Pork, rice, and unbridled greed
Since the storied People’s Power Movement took place on EDSA 28 years ago, much has happened to make me question if the legacy still lives.
Pork and rice, for instance. I refer, of course, not to our favorite mouth-watering fare, but to the notorious billion peso pork barrel scam, and to the infamous billion peso “David Tan” rice smuggling scandal. Pork and rice: a meal prepared by unbridled greed, at the expense of the Filipino people. These are but two examples in a whole gamut of them.
Where do we, the people, factor into the recipe? I am no scholar on the matter, but it would seem that we have played the role of the “powerless and clueless” very, very well. In complete anti-thesis to the vigilance and initiative of “People Power.”
We cannot live off one spectacular moment in time, and then slip back into our oblivious, routinary existence.
We are too forgiving, and far too forgetful. We elect the same-old-same-old into office; blinded by smooth talking and lofty ideals, or bought by crispy bills.
The plight of our country, and I am sorry to say it, is pitiful. All these reports on the “economic recovery” that we are supposedly enjoying have yet to translate to concrete terms, for the good of the common man and woman; such as the taxi driver and myself.
“AKO” ay Pilipino
Where do we begin to unravel the hopelessly tangled knot of a country we have become?
It all starts with the part you and I play in the knot.
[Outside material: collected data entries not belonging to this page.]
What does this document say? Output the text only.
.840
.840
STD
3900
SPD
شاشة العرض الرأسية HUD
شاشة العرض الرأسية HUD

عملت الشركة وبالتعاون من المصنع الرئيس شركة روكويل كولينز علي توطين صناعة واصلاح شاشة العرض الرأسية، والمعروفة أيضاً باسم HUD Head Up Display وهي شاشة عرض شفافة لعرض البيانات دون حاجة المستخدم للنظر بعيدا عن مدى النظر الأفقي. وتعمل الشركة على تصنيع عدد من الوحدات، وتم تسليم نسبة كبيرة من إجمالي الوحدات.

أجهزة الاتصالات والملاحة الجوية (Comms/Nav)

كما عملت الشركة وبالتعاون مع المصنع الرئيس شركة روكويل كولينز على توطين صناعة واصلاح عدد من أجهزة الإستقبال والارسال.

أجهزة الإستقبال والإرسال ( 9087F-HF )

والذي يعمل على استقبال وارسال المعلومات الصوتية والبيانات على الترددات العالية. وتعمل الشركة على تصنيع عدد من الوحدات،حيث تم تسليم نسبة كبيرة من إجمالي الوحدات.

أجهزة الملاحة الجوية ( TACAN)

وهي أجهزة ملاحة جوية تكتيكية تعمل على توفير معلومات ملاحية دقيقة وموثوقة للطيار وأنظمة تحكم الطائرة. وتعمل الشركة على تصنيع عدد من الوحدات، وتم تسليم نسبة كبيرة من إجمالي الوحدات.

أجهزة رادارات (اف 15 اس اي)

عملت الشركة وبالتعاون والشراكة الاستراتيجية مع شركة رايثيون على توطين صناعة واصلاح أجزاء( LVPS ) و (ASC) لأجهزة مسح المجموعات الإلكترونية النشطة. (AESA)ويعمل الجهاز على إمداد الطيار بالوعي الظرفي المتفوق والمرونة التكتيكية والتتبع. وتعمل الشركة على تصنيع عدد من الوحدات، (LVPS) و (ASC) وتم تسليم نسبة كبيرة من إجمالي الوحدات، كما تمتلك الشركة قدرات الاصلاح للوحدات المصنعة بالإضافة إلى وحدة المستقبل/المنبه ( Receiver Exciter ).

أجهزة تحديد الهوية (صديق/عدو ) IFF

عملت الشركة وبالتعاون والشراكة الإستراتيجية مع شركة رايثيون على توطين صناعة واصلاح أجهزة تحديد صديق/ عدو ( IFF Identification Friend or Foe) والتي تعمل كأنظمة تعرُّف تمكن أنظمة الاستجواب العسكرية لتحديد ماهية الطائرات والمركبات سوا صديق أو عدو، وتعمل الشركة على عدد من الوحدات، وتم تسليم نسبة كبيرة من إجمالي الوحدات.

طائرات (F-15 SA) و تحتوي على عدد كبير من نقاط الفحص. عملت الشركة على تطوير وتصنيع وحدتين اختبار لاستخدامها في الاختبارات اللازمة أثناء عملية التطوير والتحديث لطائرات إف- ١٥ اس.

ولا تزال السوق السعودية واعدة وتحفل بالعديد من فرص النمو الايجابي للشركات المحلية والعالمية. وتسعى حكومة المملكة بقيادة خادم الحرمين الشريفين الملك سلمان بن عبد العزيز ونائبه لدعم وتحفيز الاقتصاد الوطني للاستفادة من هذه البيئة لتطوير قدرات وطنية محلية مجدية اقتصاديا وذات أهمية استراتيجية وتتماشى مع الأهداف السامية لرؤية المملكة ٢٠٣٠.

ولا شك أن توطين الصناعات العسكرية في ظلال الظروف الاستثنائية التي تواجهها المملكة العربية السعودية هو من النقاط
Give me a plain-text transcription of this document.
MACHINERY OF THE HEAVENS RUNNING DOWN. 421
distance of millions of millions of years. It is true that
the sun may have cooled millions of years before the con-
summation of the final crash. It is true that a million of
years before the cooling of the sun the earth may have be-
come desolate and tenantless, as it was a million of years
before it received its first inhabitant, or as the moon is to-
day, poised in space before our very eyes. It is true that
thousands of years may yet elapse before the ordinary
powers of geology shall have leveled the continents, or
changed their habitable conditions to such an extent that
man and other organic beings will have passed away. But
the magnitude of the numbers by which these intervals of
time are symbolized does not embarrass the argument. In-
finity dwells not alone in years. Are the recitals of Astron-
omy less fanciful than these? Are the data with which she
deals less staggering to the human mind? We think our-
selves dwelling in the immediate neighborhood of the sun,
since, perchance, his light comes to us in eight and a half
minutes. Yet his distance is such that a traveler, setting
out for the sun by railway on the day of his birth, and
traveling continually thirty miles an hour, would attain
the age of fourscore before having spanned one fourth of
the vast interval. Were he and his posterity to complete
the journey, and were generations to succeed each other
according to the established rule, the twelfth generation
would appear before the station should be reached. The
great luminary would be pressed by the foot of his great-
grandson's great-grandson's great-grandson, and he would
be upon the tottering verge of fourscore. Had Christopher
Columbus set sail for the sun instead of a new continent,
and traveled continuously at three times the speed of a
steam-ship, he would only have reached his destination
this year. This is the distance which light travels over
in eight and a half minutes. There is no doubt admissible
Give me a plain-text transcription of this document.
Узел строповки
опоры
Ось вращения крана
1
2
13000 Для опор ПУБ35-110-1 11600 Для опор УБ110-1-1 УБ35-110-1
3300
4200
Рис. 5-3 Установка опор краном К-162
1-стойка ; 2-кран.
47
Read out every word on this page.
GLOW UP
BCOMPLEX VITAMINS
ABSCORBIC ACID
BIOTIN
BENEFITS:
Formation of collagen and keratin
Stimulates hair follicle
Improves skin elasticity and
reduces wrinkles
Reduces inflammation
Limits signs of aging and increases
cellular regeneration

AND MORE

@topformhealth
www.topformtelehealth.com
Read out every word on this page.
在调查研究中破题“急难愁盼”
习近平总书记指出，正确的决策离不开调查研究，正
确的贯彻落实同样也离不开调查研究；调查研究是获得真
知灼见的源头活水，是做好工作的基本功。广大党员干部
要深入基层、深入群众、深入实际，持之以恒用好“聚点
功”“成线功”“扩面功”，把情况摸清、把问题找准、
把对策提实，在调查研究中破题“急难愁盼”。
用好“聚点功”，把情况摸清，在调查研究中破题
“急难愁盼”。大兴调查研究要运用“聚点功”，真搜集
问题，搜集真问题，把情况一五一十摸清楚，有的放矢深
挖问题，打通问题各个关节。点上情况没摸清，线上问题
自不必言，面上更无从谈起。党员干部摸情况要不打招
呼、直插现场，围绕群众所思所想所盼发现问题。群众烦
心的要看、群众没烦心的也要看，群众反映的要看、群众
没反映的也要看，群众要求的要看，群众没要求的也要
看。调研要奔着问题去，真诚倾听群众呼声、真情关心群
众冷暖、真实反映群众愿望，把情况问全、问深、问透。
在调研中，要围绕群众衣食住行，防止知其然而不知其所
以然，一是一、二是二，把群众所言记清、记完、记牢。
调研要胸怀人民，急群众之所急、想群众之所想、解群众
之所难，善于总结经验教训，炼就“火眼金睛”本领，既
What can I do to make it better, one person at a time? I am not talking of the empty nationalism we all-too-often see; the kind that gets their underwear in a bunch and goes all ballistic on social media when someone says something nasty about the Philippines or a Filipino, yet thinks nothing of tossing their litter onto the streets of an already dirty metro. Folks, there is a reason we have been likened to the gates of hell, and you would have to be blind, living under a rock, or in absolute denial not to see it. So instead of expending effort railing against those who point out the truth, let’s do what we can to fix it.
I am referring to the nationalism that takes ACTIVE RESPONSIBILITY for our own actions in the country we claim to love so very much. Littering. Driving like a moron. Paying off the cop who catches you for driving like a moron. Refusing to fall in line and shoving your way into the bus or the railway transit. Not paying your employees fair wages for their labour. Not paying on time. Not paying them at all. Treating your helpers like slaves, instead of workers with dignity. Putting-up with all the garbage (literal and figurative) the government passes off as good service. Electing former criminals into office. The list of areas in which we all fall short goes on and on.
Time to set the cogs into motion, and bring about a true revolution in our country; the kind of revolution that begins with self: “AKO.” It begins with self and ripples all across the land into something more solid than the mere memory of a fantastic 3-day event in our history.
Ninoy said that the “Filipino is worth dying for.” Is he or she also worth living for? Can we live our individual lives in a manner worthwhile and worthy of the price that many a bygone hero and heroine have paid?
I would like to believe that the answer is a resounding “YES.” So would the cab driver, I am guessing. As would the Ghost of EDSA Future, I am certain.